By VARUN SAXENA – June 13, 2016
Spinal implant specialist LDR has been held back by patchy insurance company reimbursement of its flagship device, demonstrating the challenges facing med tech companies as they navigate the tricky payment process in the U.S., where they must contend with the increasingly stingy federal Centers for Medicare & Medicaid Services and a plethora of insurance companies with varying coverage policies.
LDR boasts the Mobi-C, the only artificial cervical disc that’s FDA-approved for the reconstruction of two adjacent discs in the neck (or cervical spine, to be technical). Zimmer Biomet recently announced it has agreed to acquire the Austin, Texas-based company for $1 billion to gain access to the exclusive niche occupied by the device.
But Jeffrey Zigler, LDR’s senior director of reimbursement and health economics, said in an interview that out of 230 million American insured through private plans, only 50 million have access to two-level cervical disc replacement (180 million have access to standard one-level disc replacement, which involves replacing a single disc, and is also performed using the Mobi-C, as well as several competitors).

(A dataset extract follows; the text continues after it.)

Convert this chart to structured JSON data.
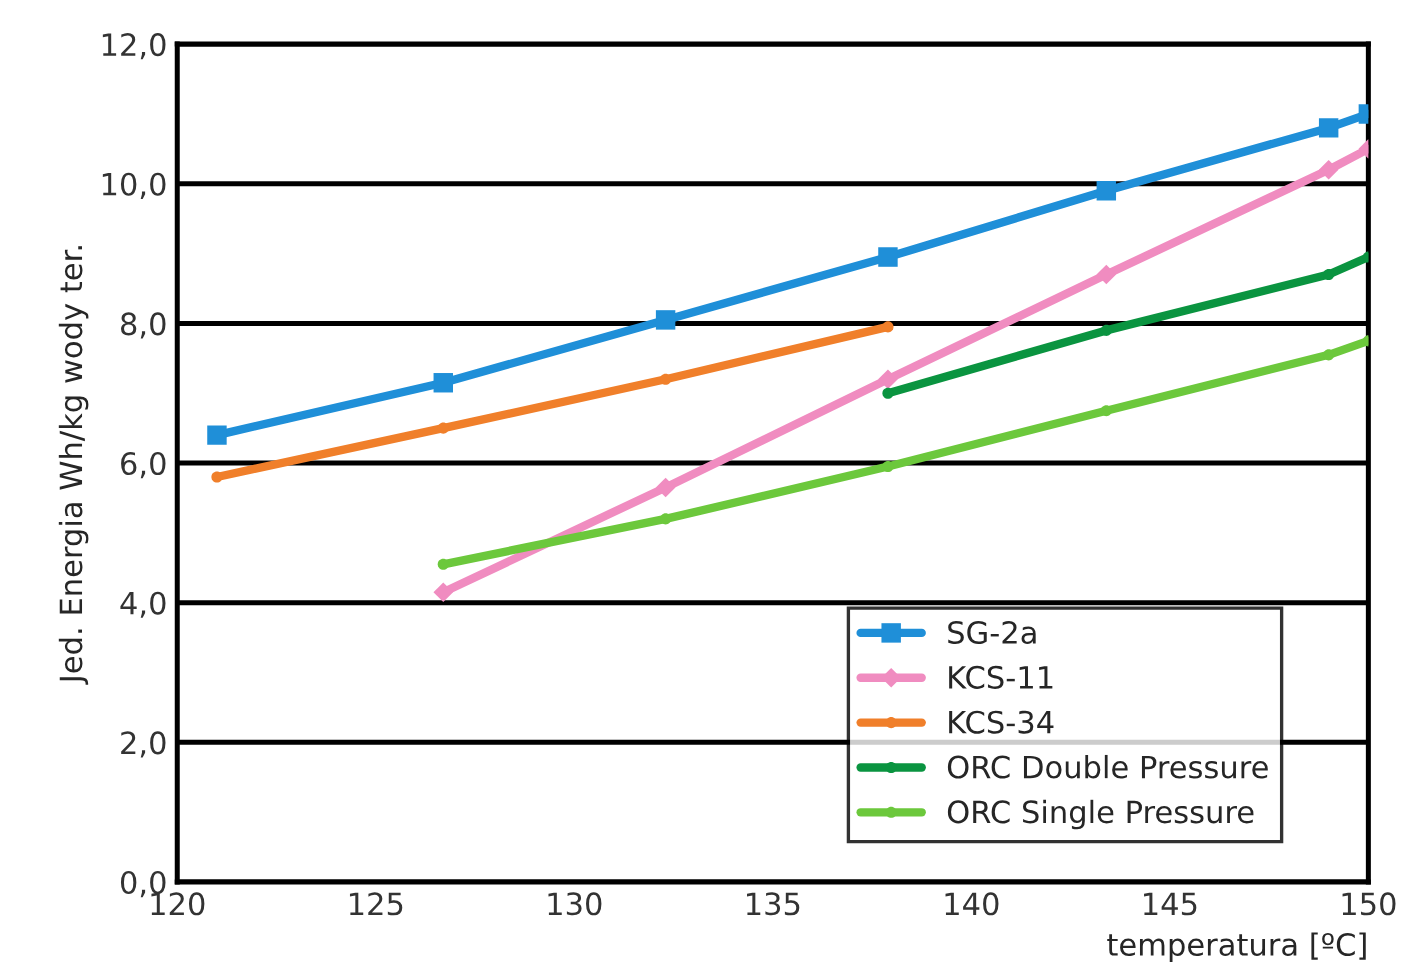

“Only pockets of regions in the country have approved two levels,” Zigler said. “You could live in any state in the country and randomly receive coverage (depending on which plan you have),” he added.
Zimmer thinks it can solve the problem. “One of the great things I think we’re going to be able to do in the combination is bring even more power to bear on that payer relation side of the business. We have a great market access team today inside of Zimmer Biomet. And we believe that in our modeling and in our dealings with payers during the diligence process, that we’re going to see rapid expansion over the course of the next five years,” the president of Zimmer spine unit, Adam Johnson, told Wall Street following the deal’s announcement.